4. Fuchs, Christian (1990). Yoga in Deutschland: Rezeption, Organisation, Typologie. Stuttgart [u. a.]: Kohlhammer.(Deutsch)
Okay, das ist nun ein ganz schöner Oldie, but Goodie. Christian Fuchs, der durch seine Arbeit beim BDY großen Einfluss auf die Organisation von Yoga in Deutschland ab den 1990er Jahren nahm, brachte mit seiner 1990 veröffentlichten Doktorarbeit das erste Mal Licht in die vielfältige Rezeption von Yoga in Deutschland, von den Anfängen der (vorerst rein philosophischen und psychologischen) Rezeption im frühen 20. Jh. bis in die späten 1980er Jahre. Wer sich dafür interessiert, wie die Deutschen ihren Blick auf Yoga im Laufe der Zeit veränderten und wer Interesse an deutscher Geschichte hat, sollte sich das Buch besorgen.

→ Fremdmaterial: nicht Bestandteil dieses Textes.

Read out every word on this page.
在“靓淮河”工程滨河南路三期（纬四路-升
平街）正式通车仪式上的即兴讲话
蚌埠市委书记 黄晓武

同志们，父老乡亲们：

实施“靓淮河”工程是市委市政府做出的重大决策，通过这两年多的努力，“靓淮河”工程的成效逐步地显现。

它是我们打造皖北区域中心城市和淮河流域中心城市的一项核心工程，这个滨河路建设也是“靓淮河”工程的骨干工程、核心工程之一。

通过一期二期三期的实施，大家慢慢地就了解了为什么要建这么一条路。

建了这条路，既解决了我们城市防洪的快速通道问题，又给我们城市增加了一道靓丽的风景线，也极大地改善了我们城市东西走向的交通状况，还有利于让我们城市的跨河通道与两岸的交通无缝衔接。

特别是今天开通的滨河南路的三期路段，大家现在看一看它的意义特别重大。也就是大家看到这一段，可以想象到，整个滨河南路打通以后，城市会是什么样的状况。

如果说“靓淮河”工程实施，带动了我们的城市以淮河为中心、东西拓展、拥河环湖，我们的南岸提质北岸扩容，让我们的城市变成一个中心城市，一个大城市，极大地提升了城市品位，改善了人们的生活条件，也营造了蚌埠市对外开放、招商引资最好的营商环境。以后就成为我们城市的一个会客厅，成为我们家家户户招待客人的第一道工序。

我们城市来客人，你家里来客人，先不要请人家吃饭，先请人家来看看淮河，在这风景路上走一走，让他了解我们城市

Nur weiß ich leider nicht, wo man es noch herbekommt - bibliothekarisch oder antiquarisch?
5. Baier, Karl (1998). Yoga auf dem Weg nach Westen. Würzburg: Königshausen & Neumann. (Deutsch)
Karl Baiers Buch von 1998 hingegen war lange vergriffen, wurde nun aber neu aufgelegt und ist wieder für aktuell knappe 30 € auf dem Markt. Das historisch ausgerichtete Buch des Wiener Professors war für mich zu Anfang meiner Studien der Rezeption des Yogas in Deutschland ein Gamechanger. Yoga wurde im frühen 20. Jh. einige Jahrzehnte lang nicht mal mit einer Körperpraxis assoziiert? C.G. Jung war fasziniert von Kuṇḍalinī Yoga (was damals etwas anderes war, als es heute ist)? Die Nazis bereicherten sich an der Bhagavad Gītā und rechtfertigten ihre mörderischen Taten unter anderem mit dem Prinzip der Indifferenz dem eigenen Handeln gegenüber? Baier spannt einen weiten Bogen, vom Mittelalter über die Tiefenpsychologie zu den sehr einflussreichen Yoga-Autoren J.W. Hauer und Mircea Eliade der 1930er Jahre. Ich denke, einige der Tendenzen, die sich auch heute noch im Yoga in Deutschland finden, lassen sich ohne diesen historischen Hintergrund nicht verstehen und so bildet man möglicherweise blinde Flecken aus, die Weitergehen und Innovationen verhindern.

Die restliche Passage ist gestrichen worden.